Hey @Nibba2018, I didn't quite get what you mean by a global watcher. Does it mean a class that would be initialized on the top and we can observe properties from different classes through that same instance. Something like:-
watcher = Watcher(some args)
element = UI_element(some_args)
element_1 = UI_element(some_args)
watcher.start(element, args)
watcher.start(element_1, args)
Also, yes you can do such things by callbacks but those need to binded with an event first or should be user hook provided by a event callback.
@antrikshmisri Could you please provide an usage example so that its easier for us to understand. Thank you
A good use case for this would be something like resizing all the elements inside a panel when the panel size changes. As panel size can be changed from the bottom right corner as well as from WindowResizeEvent, currently a user hook needs to be binded with both of these, this will become really annoying when more panel resizing events/callbacks are added. A better approach would be to just listen for changes in the size and execute a callback accordingly.
Hey @guaje, I have updated the PR, now it should work.
Thanks.
I see you have added many class methods in the proposed class. Could you add some tests to make sure everything in the class works as expected?
Also, could you create a test case with the code provided in the example?

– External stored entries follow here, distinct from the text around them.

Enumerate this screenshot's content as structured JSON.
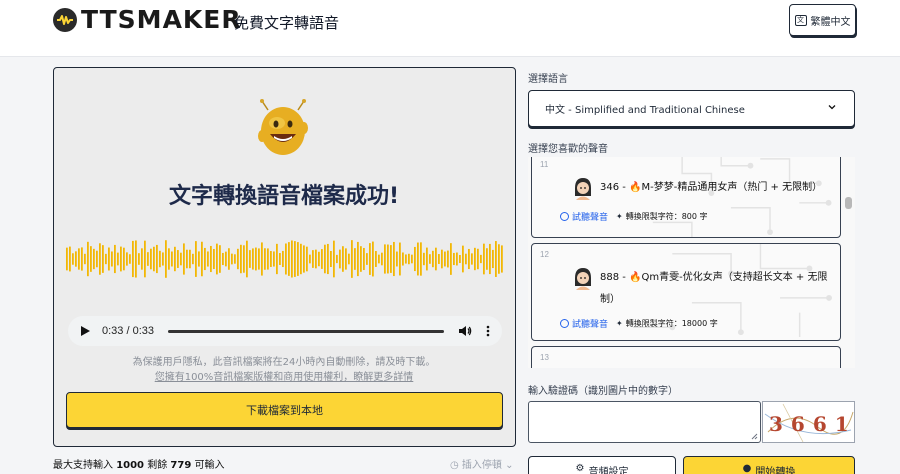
{
  "header": {
    "logo_text": "TTSMAKER",
    "tagline": "免費文字轉語音",
    "language_button": "繁體中文",
    "language_button_icon": "translate-icon"
  },
  "result_panel": {
    "title": "文字轉換語音檔案成功!",
    "player": {
      "time": "0:33 / 0:33",
      "progress": 1.0
    },
    "privacy_line1": "為保護用戶隱私，此音訊檔案將在24小時內自動刪除，請及時下載。",
    "privacy_line2": "您擁有100%音訊檔案版權和商用使用權利，瞭解更多詳情",
    "download_label": "下載檔案到本地"
  },
  "input_footer": {
    "limit_prefix": "最大支持輸入",
    "max": "1000",
    "remaining_label": "剩餘",
    "remaining": "779",
    "limit_suffix": "可輸入",
    "insert_pause": "插入停頓"
  },
  "language": {
    "label": "選擇語言",
    "selected": "中文 - Simplified and Traditional Chinese"
  },
  "voices": {
    "label": "選擇您喜歡的聲音",
    "items": [
      {
        "index": "11",
        "id": "346",
        "name": "M-梦梦-精品通用女声（热门 + 无限制）",
        "preview": "試聽聲音",
        "limit": "轉換限製字符：800 字"
      },
      {
        "index": "12",
        "id": "888",
        "name": "Qm青雯-优化女声（支持超长文本 + 无限制）",
        "preview": "試聽聲音",
        "limit": "轉換限製字符：18000 字"
      },
      {
        "index": "13"
      }
    ]
  },
  "captcha": {
    "label": "輸入驗證碼（識別圖片中的數字）",
    "image_text": "3661"
  },
  "actions": {
    "settings": "音頻設定",
    "convert": "開始轉換"
  },
  "colors": {
    "accent_yellow": "#fcd535",
    "link_blue": "#2563eb",
    "title_navy": "#1e2a4a"
  }
}
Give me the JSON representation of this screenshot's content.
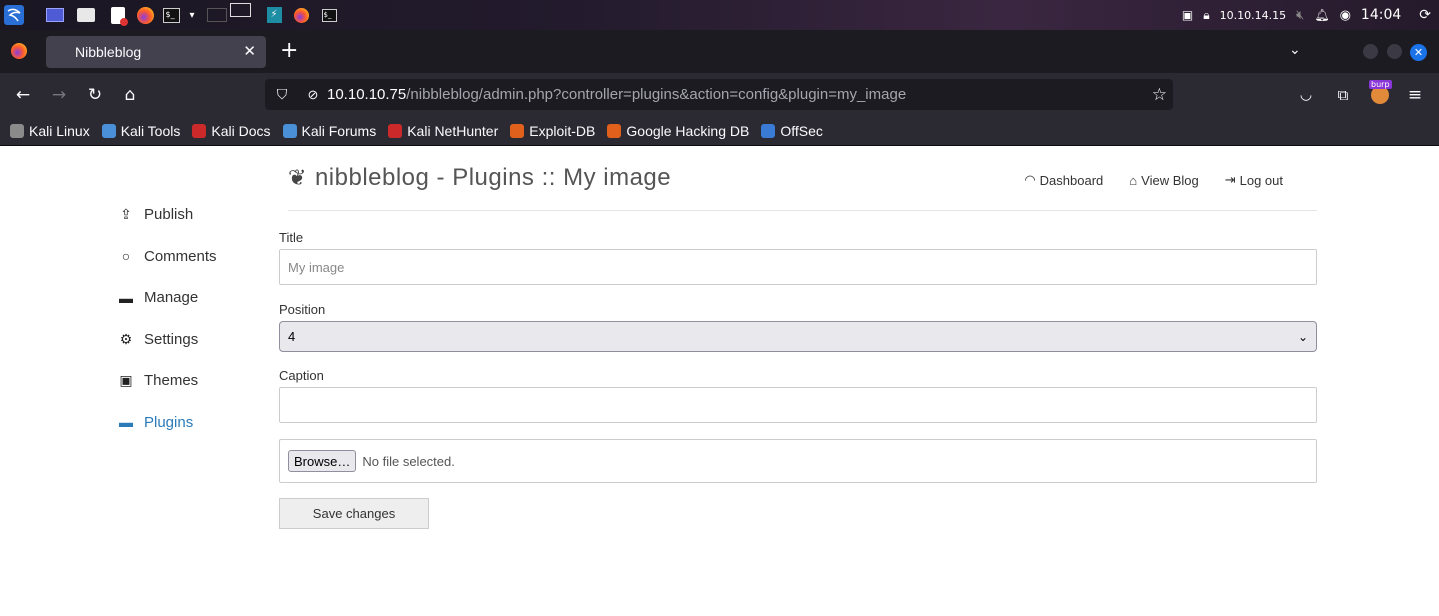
{
  "taskbar": {
    "ip": "10.10.14.15",
    "clock": "14:04"
  },
  "browser": {
    "tab_title": "Nibbleblog",
    "url_host": "10.10.10.75",
    "url_path": "/nibbleblog/admin.php?controller=plugins&action=config&plugin=my_image",
    "burp_badge": "burp"
  },
  "bookmarks": [
    {
      "label": "Kali Linux",
      "color": "#4a90d9"
    },
    {
      "label": "Kali Tools",
      "color": "#4a90d9"
    },
    {
      "label": "Kali Docs",
      "color": "#cc2a2a"
    },
    {
      "label": "Kali Forums",
      "color": "#4a90d9"
    },
    {
      "label": "Kali NetHunter",
      "color": "#cc2a2a"
    },
    {
      "label": "Exploit-DB",
      "color": "#e0601c"
    },
    {
      "label": "Google Hacking DB",
      "color": "#e0601c"
    },
    {
      "label": "OffSec",
      "color": "#3a7bd5"
    }
  ],
  "sidebar": {
    "items": [
      {
        "label": "Publish",
        "icon": "publish-icon"
      },
      {
        "label": "Comments",
        "icon": "comment-icon"
      },
      {
        "label": "Manage",
        "icon": "folder-icon"
      },
      {
        "label": "Settings",
        "icon": "gear-icon"
      },
      {
        "label": "Themes",
        "icon": "image-icon"
      },
      {
        "label": "Plugins",
        "icon": "folder-icon"
      }
    ],
    "active_color": "#2b7bb9"
  },
  "header": {
    "title": "nibbleblog - Plugins :: My image",
    "links": {
      "dashboard": "Dashboard",
      "view_blog": "View Blog",
      "logout": "Log out"
    }
  },
  "form": {
    "title_label": "Title",
    "title_placeholder": "My image",
    "position_label": "Position",
    "position_value": "4",
    "caption_label": "Caption",
    "browse_label": "Browse…",
    "no_file": "No file selected.",
    "save_label": "Save changes"
  }
}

As a thumbs-up, adding a parent class for all the UI components is something we've been missing and will help us to discriminate between actors, visual elements associated with them, and UI elements.
As @Nibba2018 suggested could you create a more detailed example or tutorial showing and explaining how this new feature works and why it is important. This could be a good starting point:
A good use case for this would be something like resizing all the elements inside a panel when the panel size changes. As panel size can be changed from the bottom right corner as well as from
WindowResizeEvent, currently a user hook needs to be binded with both of these, this will become really annoying when more panel resizing events/callbacks are added. A better approach would be to just listen for changes in the size and execute a callback accordingly.
Finally, could you fix the conflict with fury/ui.py?
I see you have added many class methods in the proposed class. Could you add some tests to make sure everything in the class works as expected? Also, could you create a test case with the code provided in the example?
Sure, the tests will be up soon.
As @Nibba2018 suggested could you create a more detailed example or tutorial showing and explaining how this new feature works and why it is important. This could be a good starting point:
Sure, will create an example that demonstrates the use of the watcher class.
Closing, For now, this feature is not indeed and need more thinking.